You have started the process now, so muscle memory will start to play here and your old grip will probably feel very strange too. 

Good luck!


----------



## bobmac (May 27, 2015)

The book would say persevere with the neutral grip but I would question that.
You've lost your favourite draw, you've lost distance, your h/cap has gone up by 3 and your just not enjoying your golf anymore.
Go back to your old grip and work out why you occasionally used to hit the pull/hook.


----------



## weezy88 (May 27, 2015)

Thanks for your opinions guys. I guess that's 1-1 for the argument haha!

I appreciate what you say about the perseverance, but I think you know with golf if something is too unnatural to work out...e.g kaymer trying to draw the ball failed miserably and went back to his fade and bags another major, I wouldn't mind if i hit one shot in 50 like I used to just to encourage me to keep going but its just not happening.
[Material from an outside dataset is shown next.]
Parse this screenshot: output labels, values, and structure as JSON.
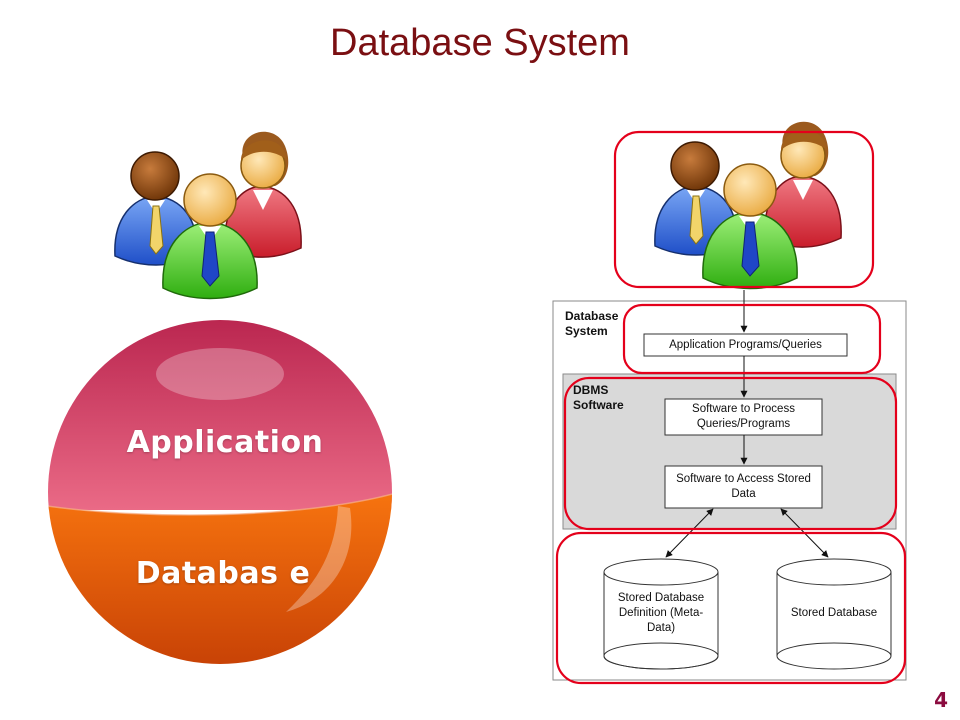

In terms of my old grip feeling unnatural I agree, but I had a play around on the range the other night and within 3 swings of my driver hit one draw over 300, something I just cannot do for the life of me with my neutral grip, I guess I'm answering my own question now!!

Bobmac...Its interesting to hear another pro's opinion as the pro that used to teach me won't let me talk about going back (he encouraged the neutral grip change). I take it your in favour of players embracing natural techniques which aren't text book?? I guess plenty of tour pros out there aren't text book!!


----------



## Lump (May 27, 2015)

Stick with the strong. I tried the same last year, I reverted back late summer and shot some of my best golf ever. 
I find I commit to a better transition with the stronger grip as I know I can square the club face no matter how hard I turn.


----------



## weezy88 (May 27, 2015)

That's good to hear, yours sounds like a very similar situation to mine, and I totally agree with the transition ive struggled so much keeping my transition smooth and in sync with a neutral grip.


----------



## HomerJSimpson (May 27, 2015)

Stick with what worked for you and go back


----------



## fundy (May 27, 2015)

Go back to the strong grip and then work a bit on neutralising the path (making it less in to out) so as you have a bit more control over your natural shape. Its perfectly possibly to have a neutral swing path or just ever so slightly in to out from a strong grip, especially if that grip is natural and hit mainly a controlled draw (with the odd hook for variety lol)


----------



## One Planer (May 28, 2015)

I posted a similar topic a while back.

On the advise of my pro, I moved back towards a more neutral grip and lost my draw.

Found a lovely block, but no draw 

I've since moved back to the strong(... Ish) grip and, low and behold, the draw has returned.


----------



## weezy88 (May 28, 2015)

Thanks again for everyone's input, I appreciate it as it is making me feel a lot more comfortable and committed to going back to my strong left hand, starting tonight on the range followed by 9 holes  looking forward to getting my game back hopefully in time for the height of the season. :thup:


----------



## Swinger (Jun 1, 2015)

People hold the club a fair few different ways and a stronger left hand is fairly common place and there are a good few even on tour. 

I have a pretty strong Left Hand grip and live almost a normal life!


----------



## Ethan (Jun 1, 2015)

Judge by results. If something works, but isn't pretty, that is better than something which doesn't work but is prettier. There are plenty of Tour players with strong left hand grips.


----------